Research with plants has strongly influenced the development of biology and has contributed to many important scientific advances. It was research with plants that led to the discovery of the rules of genetic inheritance (Gregor Mendel's peas), of the role of light in regulating the physiologic responses of higher organisms (phytochromes), of transposition of genetic elements (controlling elements in maize), and of the protein nature of enzymes (urease). Research with a plant virus contributed to the elucidation of the structure of DNA itself (X-ray diffraction with tobacco mosaic virus) and of the role of nucleic acids in the genetic material of all life forms.

These examples illustrate how the study of plants has affected biologic research for several generations. But how well equipped are we to deal with the opportunities and challenges that lie ahead? The techniques of modern biology, and in particular modern genetics, make many difficult problems in plant biology approachable.
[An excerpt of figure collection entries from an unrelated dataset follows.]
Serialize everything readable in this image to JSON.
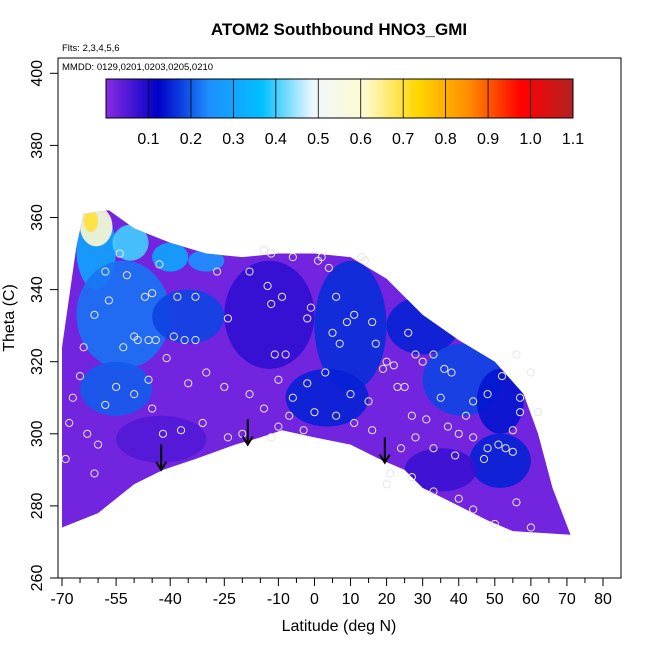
{
  "chart_data": {
    "type": "heatmap",
    "title": "ATOM2 Southbound HNO3_GMI",
    "flights_note": "Flts: 2,3,4,5,6",
    "dates_note": "MMDD: 0129,0201,0203,0205,0210",
    "xlabel": "Latitude (deg N)",
    "ylabel": "Theta (C)",
    "xlim": [
      -70,
      85
    ],
    "ylim": [
      260,
      402
    ],
    "x_ticks": [
      -70,
      -55,
      -40,
      -25,
      -10,
      0,
      10,
      20,
      30,
      40,
      50,
      60,
      70,
      80
    ],
    "x_tick_labels": [
      "-70",
      "-55",
      "-40",
      "-25",
      "-10",
      "0",
      "10",
      "20",
      "30",
      "40",
      "50",
      "60",
      "70",
      "80"
    ],
    "x_minor_ticks": [
      -65,
      -60,
      -50,
      -45,
      -35,
      -30,
      -20,
      -15,
      -5,
      5,
      15,
      25,
      35,
      45,
      55,
      65,
      75,
      85
    ],
    "y_ticks": [
      260,
      280,
      300,
      320,
      340,
      360,
      380,
      400
    ],
    "y_tick_labels": [
      "260",
      "280",
      "300",
      "320",
      "340",
      "360",
      "380",
      "400"
    ],
    "colorbar": {
      "min": 0,
      "max": 1.1,
      "ticks": [
        0.1,
        0.2,
        0.3,
        0.4,
        0.5,
        0.6,
        0.7,
        0.8,
        0.9,
        1.0,
        1.1
      ],
      "tick_labels": [
        "0.1",
        "0.2",
        "0.3",
        "0.4",
        "0.5",
        "0.6",
        "0.7",
        "0.8",
        "0.9",
        "1.0",
        "1.1"
      ],
      "colors": [
        "#8a2be2",
        "#0000c8",
        "#1e90ff",
        "#00bfff",
        "#f0f8ff",
        "#fffacd",
        "#ffd700",
        "#ff8c00",
        "#ff0000",
        "#b22222"
      ]
    },
    "field_bounds": {
      "upper": [
        [
          -70,
          324
        ],
        [
          -66,
          352
        ],
        [
          -64,
          361
        ],
        [
          -57,
          362
        ],
        [
          -50,
          357
        ],
        [
          -40,
          353
        ],
        [
          -30,
          350
        ],
        [
          -20,
          349
        ],
        [
          -10,
          350
        ],
        [
          0,
          350
        ],
        [
          10,
          349
        ],
        [
          20,
          343
        ],
        [
          30,
          333
        ],
        [
          40,
          326
        ],
        [
          50,
          320
        ],
        [
          58,
          311
        ],
        [
          62,
          300
        ],
        [
          66,
          285
        ],
        [
          71,
          272
        ]
      ],
      "lower": [
        [
          -70,
          274
        ],
        [
          -60,
          278
        ],
        [
          -50,
          286
        ],
        [
          -42,
          290
        ],
        [
          -33,
          293
        ],
        [
          -22,
          297
        ],
        [
          -15,
          299
        ],
        [
          -9,
          301
        ],
        [
          0,
          299
        ],
        [
          10,
          297
        ],
        [
          18,
          293
        ],
        [
          25,
          290
        ],
        [
          30,
          285
        ],
        [
          40,
          280
        ],
        [
          48,
          276
        ],
        [
          55,
          273
        ],
        [
          71,
          272
        ]
      ]
    },
    "field_regions": [
      {
        "lat": [
          -66,
          -55
        ],
        "theta": [
          340,
          362
        ],
        "value": 0.3
      },
      {
        "lat": [
          -65,
          -56
        ],
        "theta": [
          352,
          363
        ],
        "value": 0.6
      },
      {
        "lat": [
          -64,
          -60
        ],
        "theta": [
          356,
          362
        ],
        "value": 0.7
      },
      {
        "lat": [
          -56,
          -46
        ],
        "theta": [
          348,
          358
        ],
        "value": 0.4
      },
      {
        "lat": [
          -45,
          -35
        ],
        "theta": [
          345,
          353
        ],
        "value": 0.3
      },
      {
        "lat": [
          -35,
          -25
        ],
        "theta": [
          345,
          351
        ],
        "value": 0.25
      },
      {
        "lat": [
          -66,
          -40
        ],
        "theta": [
          318,
          348
        ],
        "value": 0.22
      },
      {
        "lat": [
          -45,
          -25
        ],
        "theta": [
          325,
          340
        ],
        "value": 0.18
      },
      {
        "lat": [
          -65,
          -45
        ],
        "theta": [
          305,
          320
        ],
        "value": 0.2
      },
      {
        "lat": [
          -25,
          0
        ],
        "theta": [
          318,
          348
        ],
        "value": 0.08
      },
      {
        "lat": [
          0,
          20
        ],
        "theta": [
          312,
          348
        ],
        "value": 0.16
      },
      {
        "lat": [
          -8,
          15
        ],
        "theta": [
          302,
          318
        ],
        "value": 0.15
      },
      {
        "lat": [
          20,
          40
        ],
        "theta": [
          322,
          338
        ],
        "value": 0.15
      },
      {
        "lat": [
          30,
          52
        ],
        "theta": [
          305,
          325
        ],
        "value": 0.18
      },
      {
        "lat": [
          43,
          60
        ],
        "theta": [
          285,
          300
        ],
        "value": 0.15
      },
      {
        "lat": [
          45,
          58
        ],
        "theta": [
          300,
          318
        ],
        "value": 0.14
      },
      {
        "lat": [
          -55,
          -30
        ],
        "theta": [
          292,
          305
        ],
        "value": 0.05
      },
      {
        "lat": [
          25,
          45
        ],
        "theta": [
          284,
          296
        ],
        "value": 0.07
      }
    ],
    "sample_points": [
      [
        -54,
        350
      ],
      [
        -52,
        344
      ],
      [
        -47,
        338
      ],
      [
        -45,
        339
      ],
      [
        -43,
        347
      ],
      [
        -38,
        338
      ],
      [
        -33,
        338
      ],
      [
        -57,
        337
      ],
      [
        -53,
        324
      ],
      [
        -50,
        327
      ],
      [
        -49,
        326
      ],
      [
        -46,
        326
      ],
      [
        -44,
        326
      ],
      [
        -41,
        321
      ],
      [
        -39,
        327
      ],
      [
        -36,
        326
      ],
      [
        -33,
        326
      ],
      [
        -27,
        345
      ],
      [
        -24,
        332
      ],
      [
        -18,
        345
      ],
      [
        -14,
        351
      ],
      [
        -12,
        350
      ],
      [
        -13,
        341
      ],
      [
        -12,
        336
      ],
      [
        -9,
        338
      ],
      [
        -8,
        322
      ],
      [
        -11,
        322
      ],
      [
        -10,
        315
      ],
      [
        -6,
        349
      ],
      [
        -2,
        332
      ],
      [
        -1,
        335
      ],
      [
        1,
        348
      ],
      [
        2,
        349
      ],
      [
        4,
        346
      ],
      [
        6,
        338
      ],
      [
        5,
        328
      ],
      [
        7,
        325
      ],
      [
        9,
        331
      ],
      [
        11,
        333
      ],
      [
        13,
        349
      ],
      [
        14,
        348
      ],
      [
        16,
        331
      ],
      [
        17,
        325
      ],
      [
        20,
        320
      ],
      [
        22,
        319
      ],
      [
        19,
        318
      ],
      [
        23,
        313
      ],
      [
        26,
        328
      ],
      [
        28,
        322
      ],
      [
        30,
        320
      ],
      [
        33,
        322
      ],
      [
        36,
        318
      ],
      [
        38,
        317
      ],
      [
        35,
        310
      ],
      [
        27,
        305
      ],
      [
        25,
        313
      ],
      [
        31,
        304
      ],
      [
        37,
        302
      ],
      [
        42,
        305
      ],
      [
        44,
        299
      ],
      [
        47,
        293
      ],
      [
        48,
        296
      ],
      [
        51,
        297
      ],
      [
        53,
        296
      ],
      [
        55,
        301
      ],
      [
        55,
        295
      ],
      [
        57,
        306
      ],
      [
        57,
        310
      ],
      [
        56,
        322
      ],
      [
        52,
        316
      ],
      [
        48,
        311
      ],
      [
        44,
        309
      ],
      [
        40,
        300
      ],
      [
        39,
        294
      ],
      [
        33,
        296
      ],
      [
        28,
        299
      ],
      [
        24,
        296
      ],
      [
        21,
        289
      ],
      [
        16,
        301
      ],
      [
        11,
        303
      ],
      [
        6,
        305
      ],
      [
        0,
        306
      ],
      [
        -3,
        301
      ],
      [
        -7,
        305
      ],
      [
        -10,
        302
      ],
      [
        -12,
        299
      ],
      [
        -20,
        300
      ],
      [
        -24,
        299
      ],
      [
        -31,
        303
      ],
      [
        -37,
        301
      ],
      [
        -42,
        300
      ],
      [
        -45,
        307
      ],
      [
        -50,
        311
      ],
      [
        -55,
        313
      ],
      [
        -58,
        308
      ],
      [
        -60,
        297
      ],
      [
        -61,
        289
      ],
      [
        -63,
        300
      ],
      [
        -65,
        316
      ],
      [
        -67,
        310
      ],
      [
        -68,
        303
      ],
      [
        -69,
        293
      ],
      [
        -58,
        345
      ],
      [
        -61,
        333
      ],
      [
        -64,
        324
      ],
      [
        -46,
        315
      ],
      [
        -35,
        314
      ],
      [
        -30,
        317
      ],
      [
        -25,
        313
      ],
      [
        -18,
        311
      ],
      [
        -14,
        307
      ],
      [
        -6,
        310
      ],
      [
        -2,
        314
      ],
      [
        3,
        317
      ],
      [
        10,
        311
      ],
      [
        15,
        309
      ],
      [
        60,
        317
      ],
      [
        62,
        306
      ],
      [
        20,
        286
      ],
      [
        27,
        288
      ],
      [
        33,
        284
      ],
      [
        40,
        282
      ],
      [
        44,
        279
      ],
      [
        50,
        275
      ],
      [
        56,
        281
      ],
      [
        60,
        274
      ]
    ],
    "arrows": [
      {
        "lat": -42.5,
        "theta_top": 297,
        "theta_tip": 290
      },
      {
        "lat": -18.5,
        "theta_top": 304,
        "theta_tip": 297
      },
      {
        "lat": 19.5,
        "theta_top": 299,
        "theta_tip": 292
      }
    ]
  }
}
Before the era of recombinant DNA, the tools available for genetic studies of plants' development, metabolism, and environmental responsiveness were relatively crude. Now modern genetics offers new promise to the plant sciences. In some fields of modern biology, plants offer the preferred model system for fundamental and exploratory science through application of molecular genetic techniques. Scientists now can transfer genes easily among plant species, and because the genomes of some plant species are quite small they can be studied readily. Plants can be used to answer many general questions in biology in such diverse subdisciplines as development, metabolism, gene regulation, symbiosis, and chromosome structure.

It is not within the scope of this report to describe a research agenda for plant sciences. Other National Research Council reports have contained pertinent research agendas, for example, Investing in Research (NRC, 1989a), Opportunities in Biology (NRC, 1989b), and Forestry Research: A Mandate for Change (NRC, 1990).

In recent years, the scientific community has shown significantly increased interest in research with plants. The power of modern methods to answer important questions in plant biology has stimulated the interest of scientists in leading universities and other research institutions in the United States and abroad. Well-funded plant-biology laboratories here and elsewhere are making research contributions at the cutting edge of biology. This heightened interest has generated more worthy research proposals than public agencies can fund. An informal survey of the private sector in agricultural biotechnology indicates that in the late 1980s about $250 million (exclusive of development costs) each year was being spent on basic plant-biology research by companies whose work was primarily or exclusively with plants.

The fertility of modern plant-biology research is demonstrated in special issues of Science (November 16, 1990) and Cell (January 27, 1989). Developmental biology, cell-to-cell recognition, signal transduction, the molecular basis of disease, plant-microbe interactions, gene regulation, transposition, and photosynthesis are some of the areas covered in these issues. Several new plant journals have been launched recently; three leading examples are: The Plant Cell, The Plant Journal, and Plant Molecular Biology.